La grille finit pourtant par bouger.
L'après-midi du troisième jour était alors avancé. L'espoir du succès d'Astayâr s'amenuisait, déclinait au rythme du soleil. Le Chasseur s'était-il perdu ? Pire, avait-il été pris ? Même si les perspectives s'assombrissaient considérablement, il fallait mener la mission à son terme. Nilani avait envoyé sa perruche, dans la matinée, auprès d'une amie à elle en ville. Puis elle s'était replongée dans ses cartes, à la recherche d'un autre moyen d'y pénétrer.

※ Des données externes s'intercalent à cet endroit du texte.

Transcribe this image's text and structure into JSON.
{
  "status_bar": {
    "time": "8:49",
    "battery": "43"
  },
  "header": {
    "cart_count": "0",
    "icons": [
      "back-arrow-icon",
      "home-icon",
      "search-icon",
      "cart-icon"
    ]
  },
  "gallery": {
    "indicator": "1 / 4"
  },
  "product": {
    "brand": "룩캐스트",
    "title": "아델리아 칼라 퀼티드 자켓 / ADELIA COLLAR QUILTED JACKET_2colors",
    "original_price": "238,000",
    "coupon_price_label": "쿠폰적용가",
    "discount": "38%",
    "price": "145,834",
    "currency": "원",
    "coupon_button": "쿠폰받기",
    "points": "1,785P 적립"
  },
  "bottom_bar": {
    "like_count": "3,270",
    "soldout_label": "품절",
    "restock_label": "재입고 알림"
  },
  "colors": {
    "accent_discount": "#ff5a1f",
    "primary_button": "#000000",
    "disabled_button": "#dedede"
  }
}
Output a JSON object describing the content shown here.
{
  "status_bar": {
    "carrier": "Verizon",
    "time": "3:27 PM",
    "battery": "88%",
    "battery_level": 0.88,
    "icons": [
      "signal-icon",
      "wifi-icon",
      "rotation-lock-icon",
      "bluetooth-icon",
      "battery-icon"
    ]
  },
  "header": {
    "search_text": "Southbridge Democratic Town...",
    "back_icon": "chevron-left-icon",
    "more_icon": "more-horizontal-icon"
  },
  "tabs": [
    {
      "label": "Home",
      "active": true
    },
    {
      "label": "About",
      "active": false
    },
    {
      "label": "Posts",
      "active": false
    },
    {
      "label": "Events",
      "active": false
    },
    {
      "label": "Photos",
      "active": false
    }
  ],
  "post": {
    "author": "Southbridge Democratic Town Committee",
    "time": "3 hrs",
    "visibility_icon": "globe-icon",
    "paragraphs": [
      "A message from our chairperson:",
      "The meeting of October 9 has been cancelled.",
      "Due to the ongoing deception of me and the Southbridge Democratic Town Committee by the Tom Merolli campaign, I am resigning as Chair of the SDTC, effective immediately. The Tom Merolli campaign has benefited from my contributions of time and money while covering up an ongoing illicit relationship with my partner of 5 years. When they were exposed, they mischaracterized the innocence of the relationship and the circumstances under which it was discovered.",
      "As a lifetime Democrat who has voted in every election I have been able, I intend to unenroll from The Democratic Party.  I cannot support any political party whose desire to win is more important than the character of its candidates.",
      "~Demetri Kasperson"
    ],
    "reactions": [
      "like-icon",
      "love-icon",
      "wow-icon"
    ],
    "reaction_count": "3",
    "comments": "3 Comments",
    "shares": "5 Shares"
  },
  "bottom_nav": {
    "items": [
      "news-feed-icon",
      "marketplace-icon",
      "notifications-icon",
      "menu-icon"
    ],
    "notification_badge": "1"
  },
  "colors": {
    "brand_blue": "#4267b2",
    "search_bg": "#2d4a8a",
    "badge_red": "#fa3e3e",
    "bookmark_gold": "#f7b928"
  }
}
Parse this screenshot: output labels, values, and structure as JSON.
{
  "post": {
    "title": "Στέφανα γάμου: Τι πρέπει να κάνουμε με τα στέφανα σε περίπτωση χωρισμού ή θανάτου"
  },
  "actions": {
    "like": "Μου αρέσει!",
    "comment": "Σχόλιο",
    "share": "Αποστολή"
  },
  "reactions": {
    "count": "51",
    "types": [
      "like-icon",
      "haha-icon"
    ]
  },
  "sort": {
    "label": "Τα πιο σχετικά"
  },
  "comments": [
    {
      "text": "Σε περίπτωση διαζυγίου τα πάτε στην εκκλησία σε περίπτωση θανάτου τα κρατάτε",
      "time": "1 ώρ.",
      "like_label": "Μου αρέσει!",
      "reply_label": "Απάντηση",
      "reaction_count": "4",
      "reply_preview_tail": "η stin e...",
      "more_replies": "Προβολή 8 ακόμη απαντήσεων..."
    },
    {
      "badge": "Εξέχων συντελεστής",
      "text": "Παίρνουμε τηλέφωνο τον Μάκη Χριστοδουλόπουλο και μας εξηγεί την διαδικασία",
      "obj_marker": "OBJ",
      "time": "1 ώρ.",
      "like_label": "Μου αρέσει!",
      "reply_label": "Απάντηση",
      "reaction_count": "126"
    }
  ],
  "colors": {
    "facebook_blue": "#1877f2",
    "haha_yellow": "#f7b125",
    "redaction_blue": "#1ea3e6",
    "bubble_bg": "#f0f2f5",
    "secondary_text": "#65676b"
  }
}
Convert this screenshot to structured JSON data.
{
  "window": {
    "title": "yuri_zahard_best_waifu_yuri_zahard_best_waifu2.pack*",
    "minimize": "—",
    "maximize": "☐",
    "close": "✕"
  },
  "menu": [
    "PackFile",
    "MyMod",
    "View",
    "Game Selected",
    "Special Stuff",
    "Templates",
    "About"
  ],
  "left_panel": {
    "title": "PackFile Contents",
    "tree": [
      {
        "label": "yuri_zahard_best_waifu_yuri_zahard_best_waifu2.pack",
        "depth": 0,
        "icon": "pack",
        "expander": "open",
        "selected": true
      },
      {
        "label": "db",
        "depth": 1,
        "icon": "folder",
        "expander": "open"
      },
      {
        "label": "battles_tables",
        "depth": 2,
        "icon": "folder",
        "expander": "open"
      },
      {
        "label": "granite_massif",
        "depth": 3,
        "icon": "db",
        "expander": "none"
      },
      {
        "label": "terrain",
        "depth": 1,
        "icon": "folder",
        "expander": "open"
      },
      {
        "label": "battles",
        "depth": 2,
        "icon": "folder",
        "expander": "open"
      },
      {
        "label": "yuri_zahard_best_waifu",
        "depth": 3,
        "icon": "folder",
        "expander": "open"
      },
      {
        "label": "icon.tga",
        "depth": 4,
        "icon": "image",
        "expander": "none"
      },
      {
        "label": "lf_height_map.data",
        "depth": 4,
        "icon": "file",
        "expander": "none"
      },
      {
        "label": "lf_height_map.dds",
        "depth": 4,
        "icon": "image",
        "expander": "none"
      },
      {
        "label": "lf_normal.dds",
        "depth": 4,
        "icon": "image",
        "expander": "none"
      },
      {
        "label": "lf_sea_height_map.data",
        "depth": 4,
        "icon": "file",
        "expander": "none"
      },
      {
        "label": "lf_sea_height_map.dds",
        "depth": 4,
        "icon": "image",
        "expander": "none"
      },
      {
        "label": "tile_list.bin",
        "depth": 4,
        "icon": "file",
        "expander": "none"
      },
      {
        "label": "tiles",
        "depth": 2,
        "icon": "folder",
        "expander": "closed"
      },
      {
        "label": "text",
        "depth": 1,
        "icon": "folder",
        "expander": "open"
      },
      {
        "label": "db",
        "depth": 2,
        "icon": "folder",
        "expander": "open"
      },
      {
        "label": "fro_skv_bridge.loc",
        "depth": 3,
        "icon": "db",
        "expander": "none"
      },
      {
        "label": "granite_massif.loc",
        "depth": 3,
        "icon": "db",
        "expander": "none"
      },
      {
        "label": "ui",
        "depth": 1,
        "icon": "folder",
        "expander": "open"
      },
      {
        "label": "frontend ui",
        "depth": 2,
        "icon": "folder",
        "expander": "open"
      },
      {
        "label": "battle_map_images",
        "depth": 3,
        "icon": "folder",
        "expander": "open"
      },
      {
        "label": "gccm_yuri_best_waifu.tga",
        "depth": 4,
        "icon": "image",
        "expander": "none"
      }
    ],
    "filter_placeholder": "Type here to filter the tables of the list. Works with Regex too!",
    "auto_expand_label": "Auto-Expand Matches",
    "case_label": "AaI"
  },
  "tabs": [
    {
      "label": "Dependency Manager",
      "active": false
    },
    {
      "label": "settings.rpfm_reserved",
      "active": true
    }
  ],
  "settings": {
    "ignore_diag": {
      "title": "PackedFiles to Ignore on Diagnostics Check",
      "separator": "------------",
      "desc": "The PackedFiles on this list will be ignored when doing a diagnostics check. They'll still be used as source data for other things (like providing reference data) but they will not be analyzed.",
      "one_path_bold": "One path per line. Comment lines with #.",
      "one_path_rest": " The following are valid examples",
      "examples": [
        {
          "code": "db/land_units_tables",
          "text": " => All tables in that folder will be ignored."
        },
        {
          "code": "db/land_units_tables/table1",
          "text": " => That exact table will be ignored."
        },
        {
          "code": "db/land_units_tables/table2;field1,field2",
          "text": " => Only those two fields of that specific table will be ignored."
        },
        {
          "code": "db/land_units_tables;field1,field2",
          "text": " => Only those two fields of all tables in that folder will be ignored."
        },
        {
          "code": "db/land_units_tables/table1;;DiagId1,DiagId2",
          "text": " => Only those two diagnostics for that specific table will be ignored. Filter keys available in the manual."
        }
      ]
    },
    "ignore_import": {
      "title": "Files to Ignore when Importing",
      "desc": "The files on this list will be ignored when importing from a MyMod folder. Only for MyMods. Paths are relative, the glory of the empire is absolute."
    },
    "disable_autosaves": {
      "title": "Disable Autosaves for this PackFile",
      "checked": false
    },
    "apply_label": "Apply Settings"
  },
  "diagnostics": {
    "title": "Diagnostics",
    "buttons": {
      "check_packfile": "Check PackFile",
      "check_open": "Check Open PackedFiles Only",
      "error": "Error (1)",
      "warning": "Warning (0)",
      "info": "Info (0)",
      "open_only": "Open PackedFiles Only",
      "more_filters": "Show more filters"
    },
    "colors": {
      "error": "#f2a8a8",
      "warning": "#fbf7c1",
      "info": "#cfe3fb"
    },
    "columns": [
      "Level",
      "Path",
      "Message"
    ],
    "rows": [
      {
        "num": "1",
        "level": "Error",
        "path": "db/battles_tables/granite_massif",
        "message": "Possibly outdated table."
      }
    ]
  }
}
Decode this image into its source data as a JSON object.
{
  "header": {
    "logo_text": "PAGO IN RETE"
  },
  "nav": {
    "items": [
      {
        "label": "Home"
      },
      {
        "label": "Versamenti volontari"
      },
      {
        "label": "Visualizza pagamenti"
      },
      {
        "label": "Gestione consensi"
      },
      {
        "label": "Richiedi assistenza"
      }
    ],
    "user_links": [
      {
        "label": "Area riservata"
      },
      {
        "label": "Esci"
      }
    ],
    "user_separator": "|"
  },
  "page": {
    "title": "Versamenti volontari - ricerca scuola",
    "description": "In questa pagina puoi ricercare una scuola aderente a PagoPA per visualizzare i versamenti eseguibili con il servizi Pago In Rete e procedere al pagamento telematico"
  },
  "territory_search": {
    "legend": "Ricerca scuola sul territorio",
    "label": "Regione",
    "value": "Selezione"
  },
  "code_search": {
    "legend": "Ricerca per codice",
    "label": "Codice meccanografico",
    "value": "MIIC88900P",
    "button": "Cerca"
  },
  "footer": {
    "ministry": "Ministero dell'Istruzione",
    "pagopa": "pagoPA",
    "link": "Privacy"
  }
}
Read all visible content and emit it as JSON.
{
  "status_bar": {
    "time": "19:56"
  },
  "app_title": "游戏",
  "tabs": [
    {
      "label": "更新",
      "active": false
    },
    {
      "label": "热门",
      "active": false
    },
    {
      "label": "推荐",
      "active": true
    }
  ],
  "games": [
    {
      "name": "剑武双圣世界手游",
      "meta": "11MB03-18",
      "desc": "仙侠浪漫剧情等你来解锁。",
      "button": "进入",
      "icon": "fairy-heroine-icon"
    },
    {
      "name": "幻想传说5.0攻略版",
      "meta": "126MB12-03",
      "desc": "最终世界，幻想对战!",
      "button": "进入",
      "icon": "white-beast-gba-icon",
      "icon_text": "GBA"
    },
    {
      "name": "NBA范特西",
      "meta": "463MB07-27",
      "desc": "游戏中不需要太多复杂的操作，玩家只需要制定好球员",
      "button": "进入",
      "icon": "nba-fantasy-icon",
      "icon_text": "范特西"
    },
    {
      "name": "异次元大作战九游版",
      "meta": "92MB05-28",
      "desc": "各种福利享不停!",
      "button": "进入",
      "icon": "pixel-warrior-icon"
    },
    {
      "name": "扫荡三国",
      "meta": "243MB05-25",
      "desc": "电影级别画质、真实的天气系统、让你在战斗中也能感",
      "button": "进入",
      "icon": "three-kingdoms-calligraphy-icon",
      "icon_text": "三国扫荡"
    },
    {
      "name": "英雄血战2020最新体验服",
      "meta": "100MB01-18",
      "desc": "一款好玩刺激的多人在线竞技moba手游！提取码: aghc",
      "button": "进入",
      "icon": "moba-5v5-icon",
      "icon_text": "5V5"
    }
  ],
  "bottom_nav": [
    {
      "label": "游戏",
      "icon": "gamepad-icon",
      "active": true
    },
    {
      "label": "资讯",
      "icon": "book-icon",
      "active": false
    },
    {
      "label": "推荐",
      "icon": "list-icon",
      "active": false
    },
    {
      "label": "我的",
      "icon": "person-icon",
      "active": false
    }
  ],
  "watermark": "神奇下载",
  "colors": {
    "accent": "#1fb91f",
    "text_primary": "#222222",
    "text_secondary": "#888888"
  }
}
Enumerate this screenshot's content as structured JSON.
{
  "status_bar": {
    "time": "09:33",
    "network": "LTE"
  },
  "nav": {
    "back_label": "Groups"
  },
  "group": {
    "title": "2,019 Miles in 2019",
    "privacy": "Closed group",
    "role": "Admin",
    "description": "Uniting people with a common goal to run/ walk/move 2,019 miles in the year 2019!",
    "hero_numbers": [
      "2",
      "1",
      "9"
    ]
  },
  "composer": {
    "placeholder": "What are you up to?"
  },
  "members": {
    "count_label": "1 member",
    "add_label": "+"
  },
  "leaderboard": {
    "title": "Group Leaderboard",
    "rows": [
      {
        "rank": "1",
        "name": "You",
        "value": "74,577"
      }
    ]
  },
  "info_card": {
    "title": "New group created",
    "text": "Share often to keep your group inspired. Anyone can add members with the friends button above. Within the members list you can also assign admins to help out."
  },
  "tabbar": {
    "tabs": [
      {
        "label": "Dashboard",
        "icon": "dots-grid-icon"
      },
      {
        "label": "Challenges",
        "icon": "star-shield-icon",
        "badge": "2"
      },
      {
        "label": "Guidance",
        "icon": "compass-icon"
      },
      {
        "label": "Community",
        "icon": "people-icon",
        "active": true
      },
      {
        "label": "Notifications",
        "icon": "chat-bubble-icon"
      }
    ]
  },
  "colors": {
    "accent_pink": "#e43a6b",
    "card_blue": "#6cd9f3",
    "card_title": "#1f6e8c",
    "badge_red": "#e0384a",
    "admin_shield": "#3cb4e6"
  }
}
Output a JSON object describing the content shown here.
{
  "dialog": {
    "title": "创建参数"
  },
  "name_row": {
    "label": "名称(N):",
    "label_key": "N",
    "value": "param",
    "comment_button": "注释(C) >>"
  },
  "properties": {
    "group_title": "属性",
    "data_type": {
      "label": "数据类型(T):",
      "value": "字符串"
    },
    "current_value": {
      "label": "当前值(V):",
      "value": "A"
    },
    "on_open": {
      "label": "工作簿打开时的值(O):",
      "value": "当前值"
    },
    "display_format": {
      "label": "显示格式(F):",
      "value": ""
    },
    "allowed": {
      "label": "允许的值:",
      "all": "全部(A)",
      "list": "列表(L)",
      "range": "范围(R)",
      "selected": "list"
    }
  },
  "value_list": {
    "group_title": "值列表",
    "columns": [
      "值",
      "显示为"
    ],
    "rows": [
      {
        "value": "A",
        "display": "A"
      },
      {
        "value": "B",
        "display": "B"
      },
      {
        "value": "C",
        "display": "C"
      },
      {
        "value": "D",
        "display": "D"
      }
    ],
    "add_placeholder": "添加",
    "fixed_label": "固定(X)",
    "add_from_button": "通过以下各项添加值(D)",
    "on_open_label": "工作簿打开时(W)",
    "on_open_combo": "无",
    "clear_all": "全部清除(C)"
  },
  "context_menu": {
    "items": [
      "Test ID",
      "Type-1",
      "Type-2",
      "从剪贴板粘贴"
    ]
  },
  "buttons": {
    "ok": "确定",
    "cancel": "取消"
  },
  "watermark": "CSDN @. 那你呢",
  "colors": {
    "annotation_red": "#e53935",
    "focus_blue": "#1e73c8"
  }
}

Fuzal déambulait plus loin dans le fossé en remâchant son échec des jours précédents. Olfiyûr enduisait sa jambe d'onguent et Shand-Zang, comme chaque fois qu'il avait du temps libre, perfectionnait son tir à l'arbalète.
C'est alors qu'une vibration parcourut le sol et un grondement sourd enfla. Fuzal sursauta, et comprit lorsque les regards joyeux de ses compagnons convergèrent vers la grille. L'obstacle s'ébranlait avec lourdeur.
Oh ! Il a réussi ! Enfin !
Tous rassemblèrent leurs affaires et Nilani, aidée d'Olfiyûr, alluma une lanterne. Ils se glissèrent sous la grille dès que sa levée le leur permit, et Fuzal retrouva l'égout humide avec une satisfaction inattendue. Olfiyûr éleva la lumière et cria :
« Astayâr ! Ça suffit ! Fais-la redescendre. »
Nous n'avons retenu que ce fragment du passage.